In May 2019, Melissa Polinsky, director of Apple’s global investigations and child safety team, faced investigators working on the UK’s inquiry into child sexual abuse. During two hours of questioning, Polinsky admitted Apple employed just six people on its global team responsible for investigating child abuse images. Polinsky also said the technology Apple used to scan for existing child abuse images online was “effective.”

Fast-forward two years, and Apple’s work to tackle child sexual abuse material has fallen off the rails. On September 3 the company made a rare public U-turn as it paused plans to introduce a system that looks for known child sexual abuse materials, or CSAM, on the iPhones and iPads of people in the US. “We have decided to take additional time over the coming months to collect input and make improvements before releasing these critically important child safety features,” Apple said in a statement, citing the “feedback” it had received.

So what does Apple do next? It’s unlikely the company can win over or please everyone with what follows—and the fallout from its plans have created an almighty mess. The technical complexities of Apple’s proposals have reduced some public discussions to blunt, for-or-against statements, and explosive language has, in some instances, polarized the debate. The fallout comes as the European Commission prepares child protection legislation that could make it mandatory for technology companies to scan for CSAM.

“The move [for Apple] to do some kind of content review was long overdue,” says Victoria Baines, a cybersecurity expert who has worked at both Facebook and Europol on child safety investigations. Technology companies are required by US law to report any CSAM they find online to the National Center for Missing and Exploited Children (NCMEC), a US nonprofit child-safety organization, but Apple has historically lagged behind its competitors.
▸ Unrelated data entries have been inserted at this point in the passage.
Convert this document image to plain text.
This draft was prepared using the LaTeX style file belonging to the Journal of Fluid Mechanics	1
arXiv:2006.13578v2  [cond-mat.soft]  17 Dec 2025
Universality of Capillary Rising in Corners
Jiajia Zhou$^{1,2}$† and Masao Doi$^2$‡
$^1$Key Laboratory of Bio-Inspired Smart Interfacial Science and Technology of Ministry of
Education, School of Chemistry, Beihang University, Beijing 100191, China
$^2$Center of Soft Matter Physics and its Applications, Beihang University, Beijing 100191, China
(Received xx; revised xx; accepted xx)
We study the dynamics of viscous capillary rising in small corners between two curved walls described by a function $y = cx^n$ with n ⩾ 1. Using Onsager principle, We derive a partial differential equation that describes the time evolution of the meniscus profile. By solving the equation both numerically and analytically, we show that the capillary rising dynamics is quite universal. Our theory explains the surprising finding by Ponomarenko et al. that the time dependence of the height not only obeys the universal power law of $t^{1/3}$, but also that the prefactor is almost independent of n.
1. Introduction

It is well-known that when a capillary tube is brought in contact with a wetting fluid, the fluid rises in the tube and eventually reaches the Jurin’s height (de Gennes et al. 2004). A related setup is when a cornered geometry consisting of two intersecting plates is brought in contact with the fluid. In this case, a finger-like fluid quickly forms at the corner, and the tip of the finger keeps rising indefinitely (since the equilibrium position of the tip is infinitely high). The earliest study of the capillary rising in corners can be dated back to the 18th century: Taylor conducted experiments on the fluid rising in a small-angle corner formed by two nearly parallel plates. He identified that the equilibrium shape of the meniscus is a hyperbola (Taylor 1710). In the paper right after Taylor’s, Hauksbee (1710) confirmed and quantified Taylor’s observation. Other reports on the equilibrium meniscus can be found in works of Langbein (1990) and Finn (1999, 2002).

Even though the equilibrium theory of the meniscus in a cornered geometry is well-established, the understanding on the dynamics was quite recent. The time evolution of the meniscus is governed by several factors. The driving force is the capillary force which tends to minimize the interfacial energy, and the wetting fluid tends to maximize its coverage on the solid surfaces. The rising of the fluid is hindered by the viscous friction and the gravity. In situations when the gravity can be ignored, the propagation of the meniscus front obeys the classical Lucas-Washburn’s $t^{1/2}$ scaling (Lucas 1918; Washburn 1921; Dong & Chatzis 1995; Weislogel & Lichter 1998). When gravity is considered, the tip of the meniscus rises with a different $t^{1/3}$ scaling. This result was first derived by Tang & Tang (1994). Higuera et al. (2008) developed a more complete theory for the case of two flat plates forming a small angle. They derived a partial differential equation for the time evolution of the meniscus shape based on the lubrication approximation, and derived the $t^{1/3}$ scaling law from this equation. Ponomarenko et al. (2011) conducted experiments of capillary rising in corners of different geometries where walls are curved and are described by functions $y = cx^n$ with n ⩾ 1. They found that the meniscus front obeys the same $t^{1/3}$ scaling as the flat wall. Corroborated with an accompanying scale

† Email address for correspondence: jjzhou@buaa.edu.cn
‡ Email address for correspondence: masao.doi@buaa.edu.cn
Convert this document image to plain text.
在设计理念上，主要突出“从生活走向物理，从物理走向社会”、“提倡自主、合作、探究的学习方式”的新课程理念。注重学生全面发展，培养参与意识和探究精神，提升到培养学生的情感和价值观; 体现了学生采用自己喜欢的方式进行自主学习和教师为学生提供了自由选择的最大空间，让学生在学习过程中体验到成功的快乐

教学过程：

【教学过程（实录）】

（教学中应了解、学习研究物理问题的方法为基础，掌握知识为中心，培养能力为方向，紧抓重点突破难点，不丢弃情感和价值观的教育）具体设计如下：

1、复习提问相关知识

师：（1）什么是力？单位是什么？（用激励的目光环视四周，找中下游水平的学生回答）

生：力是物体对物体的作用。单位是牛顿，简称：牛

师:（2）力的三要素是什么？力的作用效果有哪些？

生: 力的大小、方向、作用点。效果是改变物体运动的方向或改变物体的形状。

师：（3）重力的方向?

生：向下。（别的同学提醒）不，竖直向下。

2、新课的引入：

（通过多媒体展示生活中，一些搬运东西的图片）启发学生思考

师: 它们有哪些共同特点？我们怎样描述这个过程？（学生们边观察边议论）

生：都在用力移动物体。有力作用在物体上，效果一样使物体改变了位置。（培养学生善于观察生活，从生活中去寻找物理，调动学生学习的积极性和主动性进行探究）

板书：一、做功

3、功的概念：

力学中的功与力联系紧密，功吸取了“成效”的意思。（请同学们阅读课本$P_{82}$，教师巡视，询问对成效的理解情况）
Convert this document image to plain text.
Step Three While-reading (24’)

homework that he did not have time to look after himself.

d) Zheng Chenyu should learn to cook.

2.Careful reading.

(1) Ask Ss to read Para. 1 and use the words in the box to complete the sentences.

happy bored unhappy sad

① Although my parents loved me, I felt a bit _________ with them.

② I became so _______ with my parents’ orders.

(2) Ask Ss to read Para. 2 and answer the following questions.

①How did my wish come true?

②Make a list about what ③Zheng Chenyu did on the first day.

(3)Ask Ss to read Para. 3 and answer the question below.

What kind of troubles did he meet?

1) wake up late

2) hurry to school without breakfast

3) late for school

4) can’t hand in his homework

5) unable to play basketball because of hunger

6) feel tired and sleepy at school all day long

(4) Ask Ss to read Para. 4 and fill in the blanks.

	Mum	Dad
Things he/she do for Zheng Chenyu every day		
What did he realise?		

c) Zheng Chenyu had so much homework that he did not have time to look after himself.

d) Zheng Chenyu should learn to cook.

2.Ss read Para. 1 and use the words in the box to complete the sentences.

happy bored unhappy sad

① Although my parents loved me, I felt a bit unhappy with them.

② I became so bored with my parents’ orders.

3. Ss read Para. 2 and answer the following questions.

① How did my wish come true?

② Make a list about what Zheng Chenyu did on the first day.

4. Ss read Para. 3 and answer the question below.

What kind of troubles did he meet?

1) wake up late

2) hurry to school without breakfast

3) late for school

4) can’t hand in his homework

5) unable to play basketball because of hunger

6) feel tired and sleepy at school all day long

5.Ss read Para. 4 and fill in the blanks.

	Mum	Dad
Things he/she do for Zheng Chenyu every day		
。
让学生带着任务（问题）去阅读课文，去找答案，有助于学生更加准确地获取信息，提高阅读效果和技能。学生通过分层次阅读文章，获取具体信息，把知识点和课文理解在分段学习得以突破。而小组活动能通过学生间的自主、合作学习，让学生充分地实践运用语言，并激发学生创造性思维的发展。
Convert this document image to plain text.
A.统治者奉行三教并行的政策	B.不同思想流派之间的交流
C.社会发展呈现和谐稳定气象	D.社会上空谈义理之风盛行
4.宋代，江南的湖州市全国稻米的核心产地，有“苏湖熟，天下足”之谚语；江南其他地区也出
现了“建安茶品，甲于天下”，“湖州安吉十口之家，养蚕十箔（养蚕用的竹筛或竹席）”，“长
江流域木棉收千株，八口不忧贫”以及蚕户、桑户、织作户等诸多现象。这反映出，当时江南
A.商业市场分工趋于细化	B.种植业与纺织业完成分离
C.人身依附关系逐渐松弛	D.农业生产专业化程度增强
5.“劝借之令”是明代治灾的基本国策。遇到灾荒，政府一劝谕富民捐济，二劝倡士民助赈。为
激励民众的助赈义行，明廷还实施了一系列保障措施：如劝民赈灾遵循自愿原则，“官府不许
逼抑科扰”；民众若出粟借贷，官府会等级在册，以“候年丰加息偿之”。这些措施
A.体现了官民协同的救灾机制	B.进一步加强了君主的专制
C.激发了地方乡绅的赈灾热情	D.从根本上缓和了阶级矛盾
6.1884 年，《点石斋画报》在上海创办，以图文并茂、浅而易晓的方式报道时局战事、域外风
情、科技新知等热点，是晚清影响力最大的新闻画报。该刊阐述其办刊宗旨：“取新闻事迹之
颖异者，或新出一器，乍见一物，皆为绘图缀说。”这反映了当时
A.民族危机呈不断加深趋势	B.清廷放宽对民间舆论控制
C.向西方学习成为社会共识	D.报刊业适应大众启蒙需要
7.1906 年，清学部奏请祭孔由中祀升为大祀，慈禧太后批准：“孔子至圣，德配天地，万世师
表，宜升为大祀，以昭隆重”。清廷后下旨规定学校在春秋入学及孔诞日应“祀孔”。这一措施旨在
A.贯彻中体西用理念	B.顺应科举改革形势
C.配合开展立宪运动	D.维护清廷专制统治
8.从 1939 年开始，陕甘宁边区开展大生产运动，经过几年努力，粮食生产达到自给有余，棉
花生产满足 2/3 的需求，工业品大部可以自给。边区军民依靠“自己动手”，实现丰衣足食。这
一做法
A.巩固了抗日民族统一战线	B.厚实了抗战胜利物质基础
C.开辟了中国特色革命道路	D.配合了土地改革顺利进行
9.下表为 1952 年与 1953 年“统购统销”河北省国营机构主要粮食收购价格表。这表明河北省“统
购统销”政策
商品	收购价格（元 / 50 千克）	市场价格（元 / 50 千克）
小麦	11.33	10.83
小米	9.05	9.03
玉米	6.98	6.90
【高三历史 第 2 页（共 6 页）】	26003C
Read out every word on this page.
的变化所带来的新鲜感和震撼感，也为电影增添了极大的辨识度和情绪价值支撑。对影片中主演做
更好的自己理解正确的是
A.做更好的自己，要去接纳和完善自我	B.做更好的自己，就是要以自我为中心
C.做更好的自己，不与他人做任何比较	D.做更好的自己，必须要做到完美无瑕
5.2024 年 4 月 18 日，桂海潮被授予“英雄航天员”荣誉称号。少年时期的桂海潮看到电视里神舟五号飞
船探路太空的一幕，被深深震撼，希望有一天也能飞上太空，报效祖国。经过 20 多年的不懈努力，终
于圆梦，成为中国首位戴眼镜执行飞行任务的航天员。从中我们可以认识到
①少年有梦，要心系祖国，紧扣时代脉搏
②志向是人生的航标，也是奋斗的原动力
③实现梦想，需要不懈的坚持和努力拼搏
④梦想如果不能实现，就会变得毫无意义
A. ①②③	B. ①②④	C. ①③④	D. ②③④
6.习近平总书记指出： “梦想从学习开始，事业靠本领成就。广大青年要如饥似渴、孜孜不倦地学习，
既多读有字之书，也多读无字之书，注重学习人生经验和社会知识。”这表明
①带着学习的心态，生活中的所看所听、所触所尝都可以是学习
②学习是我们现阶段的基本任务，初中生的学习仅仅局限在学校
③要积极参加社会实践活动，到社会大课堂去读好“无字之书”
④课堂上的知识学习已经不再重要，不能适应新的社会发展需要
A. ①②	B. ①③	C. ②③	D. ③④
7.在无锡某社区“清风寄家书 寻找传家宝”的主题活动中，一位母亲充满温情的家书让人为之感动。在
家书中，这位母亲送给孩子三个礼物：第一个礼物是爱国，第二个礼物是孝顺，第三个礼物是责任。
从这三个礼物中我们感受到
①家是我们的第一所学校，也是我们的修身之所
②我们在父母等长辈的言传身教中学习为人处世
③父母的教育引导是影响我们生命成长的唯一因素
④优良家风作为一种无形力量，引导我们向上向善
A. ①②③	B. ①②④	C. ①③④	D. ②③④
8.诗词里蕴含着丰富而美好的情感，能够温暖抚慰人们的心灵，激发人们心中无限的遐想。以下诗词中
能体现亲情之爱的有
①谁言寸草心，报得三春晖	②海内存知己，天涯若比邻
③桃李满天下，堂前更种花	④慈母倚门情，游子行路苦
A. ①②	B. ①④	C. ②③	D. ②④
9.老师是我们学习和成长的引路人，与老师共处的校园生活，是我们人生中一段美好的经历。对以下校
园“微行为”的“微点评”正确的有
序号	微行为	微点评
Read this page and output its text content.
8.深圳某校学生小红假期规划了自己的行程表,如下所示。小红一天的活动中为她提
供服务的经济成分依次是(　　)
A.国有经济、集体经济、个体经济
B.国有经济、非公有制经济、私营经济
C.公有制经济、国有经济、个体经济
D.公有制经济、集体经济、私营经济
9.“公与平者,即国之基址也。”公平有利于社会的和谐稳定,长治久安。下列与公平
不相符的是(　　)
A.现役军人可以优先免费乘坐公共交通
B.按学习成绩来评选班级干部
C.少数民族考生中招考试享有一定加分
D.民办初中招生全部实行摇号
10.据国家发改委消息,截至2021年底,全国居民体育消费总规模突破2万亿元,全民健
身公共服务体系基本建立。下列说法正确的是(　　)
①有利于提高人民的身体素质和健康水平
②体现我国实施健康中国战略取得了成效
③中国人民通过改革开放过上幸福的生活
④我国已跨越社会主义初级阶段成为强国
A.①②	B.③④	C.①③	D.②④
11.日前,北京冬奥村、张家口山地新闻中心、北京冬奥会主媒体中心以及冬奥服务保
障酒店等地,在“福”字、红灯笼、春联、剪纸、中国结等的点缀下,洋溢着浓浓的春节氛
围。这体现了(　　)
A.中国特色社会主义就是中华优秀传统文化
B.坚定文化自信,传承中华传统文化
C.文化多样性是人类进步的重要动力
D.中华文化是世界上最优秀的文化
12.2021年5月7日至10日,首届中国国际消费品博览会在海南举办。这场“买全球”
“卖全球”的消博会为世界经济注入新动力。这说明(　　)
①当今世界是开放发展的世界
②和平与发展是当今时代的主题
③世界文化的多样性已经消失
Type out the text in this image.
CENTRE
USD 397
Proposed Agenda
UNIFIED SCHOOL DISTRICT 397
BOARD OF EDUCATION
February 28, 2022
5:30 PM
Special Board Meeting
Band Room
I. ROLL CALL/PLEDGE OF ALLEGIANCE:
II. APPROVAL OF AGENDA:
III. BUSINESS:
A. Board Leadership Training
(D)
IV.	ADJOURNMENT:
In 2020, the NCMEC received 21.7 million CSAM reports, up from 16.9 million in 2019. Facebook topped the 2020 list—making 20.3 million reports last year. Google made 546,704; Dropbox 20,928; Twitter 65,062, Microsoft 96,776; and Snapchat 144,095. Apple made just 265 CSAM reports to NCMEC in 2020.

There are multiple “logical” reasons for the discrepancies, Baines says. Not all technology companies are equal. Facebook, for instance, is built on sharing and connecting with new people. Apple’s main focus is on its hardware, and most people use the company’s services to communicate with people they already know. Or, to put it more bluntly, nobody can search iMessage for children they can send sexually explicit messages to. Another issue at play here is detection. The number of reports a company sends to NCMEC can be based on how much effort it puts into finding CSAM. Better detection tools can also mean more abusive material is found. And some tech companies have done more than others to root out CSAM.

Detecting existing child sexual abuse materials primarily involves scanning what people send, or upload, when that piece of content reaches a company’s servers. Codes, known as hashes, are generated for photos and videos, and are compared with existing hashes for previously identified child sexual abuse material. Hash lists are created by child protection organizations, such as NCMEC and the UK’s Internet Watch Foundation. When a positive match is identified, the technology companies can take action and also report the finding to the NCMEC. Most commonly the process is done through PhotoDNA, which was developed by Microsoft.

Apple’s plan to scan for CSAM uploaded to iCloud flipped this approach on its head and, using some clever cryptography, moved part of the detection onto people’s phones. (Apple has scanned iCloud Mail for CSAM since 2019, but does not scan iCloud Photos or iCloud backups.) The proposal proved controversial for multiple reasons.